2006 Philadelphia Annual Meeting (22–25 October 2006)

Paper No. 5
Presentation Time: 9:00 AM

EPISODIC EROSION FORCED BY FIRE AND CLIMATE IN THE WESTERN UNITED STATES


MEYER, Grant A.1, PIERCE, Jennifer L.2, NEW, Jennifer1 and FRECHETTE, Jedediah1, (1)Earth and Planetary Sciences, Univ of New Mexico, Northrop Hall, Albuquerque, NM 87131, (2)Department of Geosciences, Boise State University, 1910 University Drive, Boise, ID 83725-1535, gmeyer@unm.edu

Many studies have documented extreme transient increases in erosion rates following severe forest fires in mountain regions. Most often, erosion results from dramatic increases in surface runoff generation and soil erodibility, combined with smooth overland flow paths. With intense but not necessarily extreme rainfall, widespread runoff leads to rill and gully incision, sediment bulking and debris-flow transport. Postfire erosion also stems from loss of root strength leading to large colluvial failures and other mass movements such as dry ravel, depending on the climatic and geomorphic setting. Postfire mass failures in central Idaho yielded up to 44,000 Mg km-2 from small basins, equivalent to several thousand years of sediment yield at low rates measured over a few decades in unburned Idaho watersheds (Kirchner et al. 2001).

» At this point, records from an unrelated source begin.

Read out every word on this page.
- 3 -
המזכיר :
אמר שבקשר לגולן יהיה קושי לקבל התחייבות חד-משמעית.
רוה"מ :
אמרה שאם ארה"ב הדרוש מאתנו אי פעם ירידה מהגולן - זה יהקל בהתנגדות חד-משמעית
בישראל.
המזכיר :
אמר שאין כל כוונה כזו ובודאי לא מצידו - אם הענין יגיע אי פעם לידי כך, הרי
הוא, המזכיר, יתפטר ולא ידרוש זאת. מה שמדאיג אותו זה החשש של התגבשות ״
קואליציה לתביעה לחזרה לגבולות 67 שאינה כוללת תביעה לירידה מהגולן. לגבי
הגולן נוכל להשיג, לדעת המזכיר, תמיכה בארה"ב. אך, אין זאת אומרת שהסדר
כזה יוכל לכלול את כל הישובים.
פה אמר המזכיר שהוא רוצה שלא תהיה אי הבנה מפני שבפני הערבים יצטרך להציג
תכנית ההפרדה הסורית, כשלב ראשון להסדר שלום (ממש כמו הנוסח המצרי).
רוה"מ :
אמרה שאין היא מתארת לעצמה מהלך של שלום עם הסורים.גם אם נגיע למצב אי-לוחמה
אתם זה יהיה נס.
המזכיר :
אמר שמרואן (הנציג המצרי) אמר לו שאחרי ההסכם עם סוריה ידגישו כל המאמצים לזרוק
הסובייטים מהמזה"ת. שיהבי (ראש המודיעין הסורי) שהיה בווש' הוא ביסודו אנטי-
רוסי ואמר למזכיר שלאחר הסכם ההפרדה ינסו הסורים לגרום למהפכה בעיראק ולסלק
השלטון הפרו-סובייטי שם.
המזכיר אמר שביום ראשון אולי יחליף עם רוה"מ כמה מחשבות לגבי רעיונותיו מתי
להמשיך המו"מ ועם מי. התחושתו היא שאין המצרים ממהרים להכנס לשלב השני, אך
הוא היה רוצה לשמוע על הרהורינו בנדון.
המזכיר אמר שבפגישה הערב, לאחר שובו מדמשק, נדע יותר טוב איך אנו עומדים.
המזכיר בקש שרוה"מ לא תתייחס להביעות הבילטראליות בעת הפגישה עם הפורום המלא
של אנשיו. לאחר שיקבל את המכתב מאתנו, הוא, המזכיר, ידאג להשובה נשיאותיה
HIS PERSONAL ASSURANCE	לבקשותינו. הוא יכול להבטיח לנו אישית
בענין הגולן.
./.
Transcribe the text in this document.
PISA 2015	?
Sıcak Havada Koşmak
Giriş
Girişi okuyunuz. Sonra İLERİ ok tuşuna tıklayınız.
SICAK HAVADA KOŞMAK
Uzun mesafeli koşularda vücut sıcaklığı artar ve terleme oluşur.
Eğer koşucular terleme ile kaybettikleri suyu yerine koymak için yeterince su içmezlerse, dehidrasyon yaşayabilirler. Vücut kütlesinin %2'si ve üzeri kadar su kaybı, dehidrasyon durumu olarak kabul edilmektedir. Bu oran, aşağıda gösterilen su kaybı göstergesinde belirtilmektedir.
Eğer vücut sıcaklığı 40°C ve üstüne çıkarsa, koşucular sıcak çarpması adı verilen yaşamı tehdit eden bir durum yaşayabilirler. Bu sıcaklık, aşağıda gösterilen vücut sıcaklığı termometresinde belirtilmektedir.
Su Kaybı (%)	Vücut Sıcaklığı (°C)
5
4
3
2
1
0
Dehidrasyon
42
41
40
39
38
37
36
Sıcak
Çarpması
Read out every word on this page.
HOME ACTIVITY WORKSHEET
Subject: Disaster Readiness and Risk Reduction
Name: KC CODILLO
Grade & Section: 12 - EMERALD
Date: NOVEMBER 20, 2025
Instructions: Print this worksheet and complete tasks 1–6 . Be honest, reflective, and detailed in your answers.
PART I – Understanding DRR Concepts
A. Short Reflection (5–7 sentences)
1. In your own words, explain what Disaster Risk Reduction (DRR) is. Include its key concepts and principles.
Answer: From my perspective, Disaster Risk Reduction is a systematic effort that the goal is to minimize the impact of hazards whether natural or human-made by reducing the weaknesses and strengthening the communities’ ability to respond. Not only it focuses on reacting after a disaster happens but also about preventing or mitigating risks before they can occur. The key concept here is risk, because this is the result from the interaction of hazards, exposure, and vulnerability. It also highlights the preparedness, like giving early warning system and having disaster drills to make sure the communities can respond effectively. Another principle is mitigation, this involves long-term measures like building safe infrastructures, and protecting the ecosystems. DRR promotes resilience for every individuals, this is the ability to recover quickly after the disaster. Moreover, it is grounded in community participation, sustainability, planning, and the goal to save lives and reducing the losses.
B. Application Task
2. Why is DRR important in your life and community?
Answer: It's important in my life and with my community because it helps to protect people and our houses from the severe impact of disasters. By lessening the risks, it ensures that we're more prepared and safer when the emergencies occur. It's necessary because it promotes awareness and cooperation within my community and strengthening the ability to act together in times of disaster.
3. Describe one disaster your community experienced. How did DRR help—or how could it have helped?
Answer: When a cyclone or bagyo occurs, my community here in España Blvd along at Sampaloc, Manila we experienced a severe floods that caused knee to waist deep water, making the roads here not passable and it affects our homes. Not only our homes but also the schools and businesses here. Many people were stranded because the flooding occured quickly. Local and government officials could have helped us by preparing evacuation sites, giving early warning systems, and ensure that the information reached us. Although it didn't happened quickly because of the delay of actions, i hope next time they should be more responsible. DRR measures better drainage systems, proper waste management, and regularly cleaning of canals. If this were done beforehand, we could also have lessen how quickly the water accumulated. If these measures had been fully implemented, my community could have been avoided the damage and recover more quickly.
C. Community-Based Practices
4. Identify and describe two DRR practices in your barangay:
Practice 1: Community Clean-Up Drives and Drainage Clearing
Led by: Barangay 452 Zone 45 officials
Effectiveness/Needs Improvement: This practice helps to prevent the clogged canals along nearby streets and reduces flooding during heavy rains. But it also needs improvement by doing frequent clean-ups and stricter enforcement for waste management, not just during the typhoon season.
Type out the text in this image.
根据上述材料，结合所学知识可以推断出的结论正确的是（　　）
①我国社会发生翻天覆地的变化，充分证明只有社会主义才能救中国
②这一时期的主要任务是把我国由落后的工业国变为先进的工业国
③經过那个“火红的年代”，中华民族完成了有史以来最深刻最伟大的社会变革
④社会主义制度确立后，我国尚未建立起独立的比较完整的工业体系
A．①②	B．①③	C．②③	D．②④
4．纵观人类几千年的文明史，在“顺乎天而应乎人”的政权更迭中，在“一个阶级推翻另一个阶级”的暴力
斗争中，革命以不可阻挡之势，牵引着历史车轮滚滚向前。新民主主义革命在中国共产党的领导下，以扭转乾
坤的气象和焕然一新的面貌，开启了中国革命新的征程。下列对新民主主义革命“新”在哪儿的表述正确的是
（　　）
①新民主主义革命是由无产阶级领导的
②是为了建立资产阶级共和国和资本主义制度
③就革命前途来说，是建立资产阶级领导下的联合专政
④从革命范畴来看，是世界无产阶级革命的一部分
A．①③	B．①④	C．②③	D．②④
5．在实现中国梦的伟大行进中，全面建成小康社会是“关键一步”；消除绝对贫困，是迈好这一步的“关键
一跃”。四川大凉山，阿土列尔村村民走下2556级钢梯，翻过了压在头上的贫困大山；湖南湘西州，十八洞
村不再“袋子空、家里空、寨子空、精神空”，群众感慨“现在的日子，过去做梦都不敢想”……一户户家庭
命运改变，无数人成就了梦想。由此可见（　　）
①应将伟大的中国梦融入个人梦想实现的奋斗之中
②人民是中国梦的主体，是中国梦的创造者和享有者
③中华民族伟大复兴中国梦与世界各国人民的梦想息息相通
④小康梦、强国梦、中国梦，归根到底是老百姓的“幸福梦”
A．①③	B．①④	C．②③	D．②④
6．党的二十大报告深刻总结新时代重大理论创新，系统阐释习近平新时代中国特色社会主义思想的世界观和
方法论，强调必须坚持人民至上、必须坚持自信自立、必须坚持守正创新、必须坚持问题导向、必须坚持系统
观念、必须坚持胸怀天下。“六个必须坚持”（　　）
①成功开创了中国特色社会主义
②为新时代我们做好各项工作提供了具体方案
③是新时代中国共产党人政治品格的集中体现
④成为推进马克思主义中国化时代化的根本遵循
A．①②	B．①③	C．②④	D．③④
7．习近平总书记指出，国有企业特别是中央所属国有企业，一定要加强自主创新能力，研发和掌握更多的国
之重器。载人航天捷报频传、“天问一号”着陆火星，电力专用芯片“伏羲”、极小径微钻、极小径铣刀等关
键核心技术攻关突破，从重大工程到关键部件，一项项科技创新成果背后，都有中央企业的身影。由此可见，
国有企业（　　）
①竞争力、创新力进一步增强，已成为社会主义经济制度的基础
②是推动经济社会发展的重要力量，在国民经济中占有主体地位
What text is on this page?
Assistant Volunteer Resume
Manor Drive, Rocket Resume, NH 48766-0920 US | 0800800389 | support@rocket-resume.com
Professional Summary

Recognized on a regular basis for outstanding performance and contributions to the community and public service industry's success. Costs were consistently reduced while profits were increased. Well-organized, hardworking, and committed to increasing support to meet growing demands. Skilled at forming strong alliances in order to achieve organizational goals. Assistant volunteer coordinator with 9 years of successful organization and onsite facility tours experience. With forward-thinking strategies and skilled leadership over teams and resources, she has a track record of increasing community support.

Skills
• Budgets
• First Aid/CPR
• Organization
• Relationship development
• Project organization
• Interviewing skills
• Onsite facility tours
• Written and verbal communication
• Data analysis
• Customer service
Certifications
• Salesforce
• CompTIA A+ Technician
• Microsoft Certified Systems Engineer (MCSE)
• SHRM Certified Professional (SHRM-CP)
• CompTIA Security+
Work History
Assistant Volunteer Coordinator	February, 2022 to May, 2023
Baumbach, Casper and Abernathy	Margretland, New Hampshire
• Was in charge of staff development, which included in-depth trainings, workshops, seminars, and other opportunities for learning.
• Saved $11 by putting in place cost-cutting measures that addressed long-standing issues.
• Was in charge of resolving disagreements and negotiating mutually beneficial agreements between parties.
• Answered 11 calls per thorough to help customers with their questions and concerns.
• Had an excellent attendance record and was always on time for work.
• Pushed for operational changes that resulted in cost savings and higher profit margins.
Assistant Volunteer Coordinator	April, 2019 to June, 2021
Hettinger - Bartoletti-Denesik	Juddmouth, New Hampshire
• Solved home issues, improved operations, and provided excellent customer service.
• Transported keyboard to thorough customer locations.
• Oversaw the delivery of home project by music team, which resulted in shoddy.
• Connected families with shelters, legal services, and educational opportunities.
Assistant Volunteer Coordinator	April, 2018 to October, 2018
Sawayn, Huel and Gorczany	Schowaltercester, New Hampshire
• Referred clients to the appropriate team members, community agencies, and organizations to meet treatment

Erosion driven by storm events is often modeled as a stochastic process, but drought and fire are not random; like storms, they are often strongly clustered in time. Despite contrasts in climate, forest types, and characteristic fire regimes, severe multidecadal droughts during the Medieval period 1050-650 cal yr BP (Cook et al. 2004) produced large fire-related debris flows in subalpine Yellowstone, drier ponderosa-mixed conifer forests in central Idaho, and mixed-conifer forests in the monsoonal climate of the Sacramento Mountains, New Mexico. In central Idaho, fire-related debris flow deposits from this episode make up ~25% of the sampled fan deposit thickness over the last 4000 yr. In all of these areas, very rapid fan aggradation ~5500-4000 cal yr BP implies the highest slope erosion rates following the Pleistocene-Holocene transition - but not entirely due to fire. A number of proxy records worldwide indicate severe droughts and rapid environmental change within the 5-4 ka period. By conservative estimate, fire-induced deposits make up ~30% of late-Holocene fan alluvium in Yellowstone, where extremely steep and erodible unvegetated volcaniclastic bedrock also contributes, and ~50% in central Idaho, where fire is key to mobilizing grussy colluvium. An unanswered question is whether long-term, quasi-permanent changes in fire regime (linked to climate change) also alter overall denudation rates (e.g., via debris-flow bedrock erosion), in addition to episodic short-term increases in stripping of weathered material.